Monday, September 17, 2012

Music Monday: The Sountrack of My Formative Years

So as I've probably mentioned before, I have a borderline serious hoarding problem; every time I walk in on someone watching Hoarders on Lifestyle I can't help but feel as though the powers that be are presenting me a window into my future.

However, as I go through the motions of my bi-monthly unpack-sort through-and throw out nothing rituals, I will sometimes find something almost worthy of being considered an artifact; right diamond in the trash if you will. This time, it was the very first piece of technology I owned that legitimately bore the 'i' prefix; a metallic green iPod Nano!

 This brick of an mP3 player cost me $400, a sizeable chunk of my minimum age minimum wage paycheck, and I thought it was the best thing I had ever owned.

But it wasn't the weight of the thing in my hand, the rounded edges or the garish metallic finish, or even the sound of the 'click click click' as I scrolled through the different menus, that made my heart really swell. It was all the songs that I found, still buried inside a forgotten relic of my youth.

These were the songs that punctuated some of the fondest (and not so fond, yet still crucial) memories of my adolescence, a time when music was more important than breathing (that sounds awfully emo doesn't it? funnily enough, these were the kind of themes that seemed to run through the kind of songs I used to listen to. Nightwish anyone?). This little chunk of glass and metal and lithium is not an outdated, seemingly superfluous article of prehistoric technology; it is a time capsule of my most formative years.
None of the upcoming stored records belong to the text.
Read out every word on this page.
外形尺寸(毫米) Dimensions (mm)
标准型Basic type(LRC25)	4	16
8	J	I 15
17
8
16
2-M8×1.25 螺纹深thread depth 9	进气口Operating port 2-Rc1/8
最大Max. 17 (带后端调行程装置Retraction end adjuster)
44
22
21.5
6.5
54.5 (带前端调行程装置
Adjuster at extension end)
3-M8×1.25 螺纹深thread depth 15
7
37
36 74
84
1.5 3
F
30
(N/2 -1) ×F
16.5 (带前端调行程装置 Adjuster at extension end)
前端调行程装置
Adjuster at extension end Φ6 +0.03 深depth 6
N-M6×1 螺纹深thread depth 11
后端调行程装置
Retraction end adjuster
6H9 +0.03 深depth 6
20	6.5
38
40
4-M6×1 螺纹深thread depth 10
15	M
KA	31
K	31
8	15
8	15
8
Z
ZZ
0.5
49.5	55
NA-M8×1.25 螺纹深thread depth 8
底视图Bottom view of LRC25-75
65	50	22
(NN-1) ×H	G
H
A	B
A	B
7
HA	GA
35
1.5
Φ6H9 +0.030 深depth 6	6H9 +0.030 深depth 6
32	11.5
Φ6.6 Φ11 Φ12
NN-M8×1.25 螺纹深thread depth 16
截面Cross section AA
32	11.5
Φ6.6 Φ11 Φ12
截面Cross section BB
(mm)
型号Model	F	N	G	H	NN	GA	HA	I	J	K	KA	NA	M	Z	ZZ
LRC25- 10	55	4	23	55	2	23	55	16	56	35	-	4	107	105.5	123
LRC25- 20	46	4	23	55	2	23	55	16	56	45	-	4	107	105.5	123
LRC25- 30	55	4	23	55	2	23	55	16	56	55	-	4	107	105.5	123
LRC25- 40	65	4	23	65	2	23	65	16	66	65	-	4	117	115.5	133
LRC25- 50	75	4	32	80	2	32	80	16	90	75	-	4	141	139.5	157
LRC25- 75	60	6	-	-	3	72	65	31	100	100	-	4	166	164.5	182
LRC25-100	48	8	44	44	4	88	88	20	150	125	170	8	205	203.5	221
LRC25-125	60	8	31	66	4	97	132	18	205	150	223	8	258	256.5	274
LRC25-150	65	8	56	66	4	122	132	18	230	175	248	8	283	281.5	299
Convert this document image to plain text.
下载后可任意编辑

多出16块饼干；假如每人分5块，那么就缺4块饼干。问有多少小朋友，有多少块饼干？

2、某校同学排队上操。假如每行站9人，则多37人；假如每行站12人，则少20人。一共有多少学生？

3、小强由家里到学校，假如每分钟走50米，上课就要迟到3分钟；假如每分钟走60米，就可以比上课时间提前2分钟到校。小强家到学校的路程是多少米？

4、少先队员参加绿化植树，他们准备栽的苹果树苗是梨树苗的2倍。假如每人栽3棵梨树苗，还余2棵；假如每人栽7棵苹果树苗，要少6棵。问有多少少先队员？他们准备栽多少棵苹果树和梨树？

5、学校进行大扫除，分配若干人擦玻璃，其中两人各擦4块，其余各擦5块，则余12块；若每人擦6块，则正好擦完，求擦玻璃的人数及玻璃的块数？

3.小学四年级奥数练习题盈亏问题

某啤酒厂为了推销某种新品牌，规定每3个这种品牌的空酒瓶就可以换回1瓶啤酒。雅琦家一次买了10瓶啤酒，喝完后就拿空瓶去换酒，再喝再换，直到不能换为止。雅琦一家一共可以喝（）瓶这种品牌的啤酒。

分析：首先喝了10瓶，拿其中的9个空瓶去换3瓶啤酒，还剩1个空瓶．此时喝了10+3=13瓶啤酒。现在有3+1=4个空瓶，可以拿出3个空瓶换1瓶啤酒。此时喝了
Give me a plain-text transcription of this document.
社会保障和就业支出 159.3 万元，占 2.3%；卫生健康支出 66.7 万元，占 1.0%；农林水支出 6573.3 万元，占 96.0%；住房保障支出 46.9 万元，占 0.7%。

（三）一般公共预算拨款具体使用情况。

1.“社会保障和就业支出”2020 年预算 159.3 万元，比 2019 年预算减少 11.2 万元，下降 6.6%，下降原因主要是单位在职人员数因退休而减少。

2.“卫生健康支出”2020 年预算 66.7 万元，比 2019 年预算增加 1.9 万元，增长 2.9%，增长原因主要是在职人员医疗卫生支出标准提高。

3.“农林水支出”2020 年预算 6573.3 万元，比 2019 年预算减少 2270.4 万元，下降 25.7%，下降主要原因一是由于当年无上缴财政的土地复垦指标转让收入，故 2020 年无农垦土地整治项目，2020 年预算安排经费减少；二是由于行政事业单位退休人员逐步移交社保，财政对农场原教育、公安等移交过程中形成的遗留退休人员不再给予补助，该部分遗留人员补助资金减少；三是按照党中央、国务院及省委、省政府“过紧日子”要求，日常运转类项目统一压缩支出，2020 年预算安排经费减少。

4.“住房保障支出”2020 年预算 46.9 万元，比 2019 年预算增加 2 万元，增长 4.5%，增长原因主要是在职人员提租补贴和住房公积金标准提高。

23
I pretty much have a story that goes with every single one of these songs, and perhaps one day I will write them all down before my brain turns to goo (or I die, crushed beneath stacks of time worn Frankie magazines at the age of 45). But right now, I'm going to offer up these songs to you, songs that I had played on repeat from front door to bus stop, that I could write out in my school diary to the letter, and love more passionately than any infuriatingly oblivious adolescent boy. I hope that you, dear reader, will at the very least enjoy them, and maybe even want to weave them into the fabric of your own life.